Globally fertility rates have been falling since the 1960s. What does this mean for the future? At the Transvision 2007 conference, Jerome Glenn, head of the United Nations' Millenium Project and author of its annual State of the Future report, pointed out something what I've been saying for years—that the U.N.'s low variant trend appears to be the path that world population is following. If that trend holds, Glenn noted, that would mean that world population would grow to about 8 billion in 2050 and start declining to 5.5 billion in 2100. That's a billion fewer people than currently live on the planet.
So if overpopulation isn't the problem, then perhaps overconsumption is? Americans are held up as the poster children of overconsumption and Revkin's column plows that well-worn furrow with its meditation on "the endless pursuit of unnecessary things." But before looking to see what things are unnecessary, let's look at the resource consumption trends that worry Revkin.
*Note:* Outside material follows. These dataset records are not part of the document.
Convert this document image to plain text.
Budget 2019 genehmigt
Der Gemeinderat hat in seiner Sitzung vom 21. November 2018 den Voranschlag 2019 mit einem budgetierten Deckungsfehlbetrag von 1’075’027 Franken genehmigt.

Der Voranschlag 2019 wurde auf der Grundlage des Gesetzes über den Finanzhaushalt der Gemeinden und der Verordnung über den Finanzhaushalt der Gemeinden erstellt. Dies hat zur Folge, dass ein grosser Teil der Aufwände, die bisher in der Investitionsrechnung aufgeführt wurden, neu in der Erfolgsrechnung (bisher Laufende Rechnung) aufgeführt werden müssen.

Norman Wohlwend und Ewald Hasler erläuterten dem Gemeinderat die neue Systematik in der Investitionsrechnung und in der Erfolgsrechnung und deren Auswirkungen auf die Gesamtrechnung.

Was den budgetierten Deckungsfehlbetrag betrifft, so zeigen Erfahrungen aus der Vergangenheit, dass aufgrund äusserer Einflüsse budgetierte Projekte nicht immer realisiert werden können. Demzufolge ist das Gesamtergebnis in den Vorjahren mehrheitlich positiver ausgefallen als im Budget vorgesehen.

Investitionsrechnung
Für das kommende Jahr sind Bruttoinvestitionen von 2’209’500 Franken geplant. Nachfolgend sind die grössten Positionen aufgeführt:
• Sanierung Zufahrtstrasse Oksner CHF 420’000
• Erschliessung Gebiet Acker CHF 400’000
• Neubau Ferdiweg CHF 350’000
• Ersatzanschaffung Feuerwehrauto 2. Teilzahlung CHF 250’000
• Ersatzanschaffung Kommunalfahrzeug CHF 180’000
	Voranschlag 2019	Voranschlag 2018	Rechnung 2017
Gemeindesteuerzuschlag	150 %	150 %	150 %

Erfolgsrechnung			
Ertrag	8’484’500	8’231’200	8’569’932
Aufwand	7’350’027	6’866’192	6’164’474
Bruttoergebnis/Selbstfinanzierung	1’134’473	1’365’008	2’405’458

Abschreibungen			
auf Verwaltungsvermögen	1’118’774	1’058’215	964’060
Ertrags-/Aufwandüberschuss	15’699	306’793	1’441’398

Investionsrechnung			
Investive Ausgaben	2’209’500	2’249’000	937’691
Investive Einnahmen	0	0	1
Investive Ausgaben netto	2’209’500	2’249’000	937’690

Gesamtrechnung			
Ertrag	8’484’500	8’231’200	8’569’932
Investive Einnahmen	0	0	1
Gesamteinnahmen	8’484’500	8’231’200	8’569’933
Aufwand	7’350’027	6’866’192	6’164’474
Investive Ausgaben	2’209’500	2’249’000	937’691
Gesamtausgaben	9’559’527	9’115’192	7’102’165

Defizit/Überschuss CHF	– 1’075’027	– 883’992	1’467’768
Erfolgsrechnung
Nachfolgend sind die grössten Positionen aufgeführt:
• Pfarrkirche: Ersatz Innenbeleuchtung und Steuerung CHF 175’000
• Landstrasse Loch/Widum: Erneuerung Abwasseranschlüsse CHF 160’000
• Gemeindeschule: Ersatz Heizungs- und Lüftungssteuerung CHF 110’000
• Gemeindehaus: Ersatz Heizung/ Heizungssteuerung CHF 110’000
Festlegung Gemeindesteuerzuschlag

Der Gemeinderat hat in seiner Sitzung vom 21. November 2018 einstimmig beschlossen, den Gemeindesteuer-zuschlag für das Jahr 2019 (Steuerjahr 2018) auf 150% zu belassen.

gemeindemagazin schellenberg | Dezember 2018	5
He quotes long-time limits-to-growth proponent and current President of the American Association for the Advancement of Science John Holdren on the challenges of sustainability. Holdren (along with his colleagues Paul Ehrlich and John Harte) famously lost a bet with economist Julian Simon that prices of a basket of mineral resources valued at $1,000 and chosen by Holdren et al. would increase between 1980 and 1990. They didn't. Holdren and his colleagues mailed a check to Simon for $576.07.
Revkin also mentions land. So what's happened with trends in land usage? A 2006 study published in the Proceedings of the National Academy of Sciences found that "among 50 nations with extensive forests reported in the Food and Agriculture Organization's comprehensive Global Forest Resources Assessment 2005, no nation where annual per capita gross domestic product exceeded $4,600 had a negative rate of growing stock change." Biotech tree plantations would enable humanity to produce all the timber we need on an area roughly 5 percent to 10 percent of the total forest today. This would mean that more of the Earth's forests could remain in their natural states.
Similarly, the amount of land needed to grow enough food to feed a person has plummeted from about one-and-a-quarter acres in 1950 to about half an acre today. Jesse Ausubel, director of the Program for the Human Environment at Rockefeller University, finds, "If the world farmer reaches the average yield of today's US corn grower during the next 70 years, ten billion people eating as people now on average do will need only half of today's cropland. The land spared exceeds Amazonia. This will happen if farmers sustain the yearly 2 percent worldwide yield growth of grains achieved since 1960, in other words if social learning continues as usual."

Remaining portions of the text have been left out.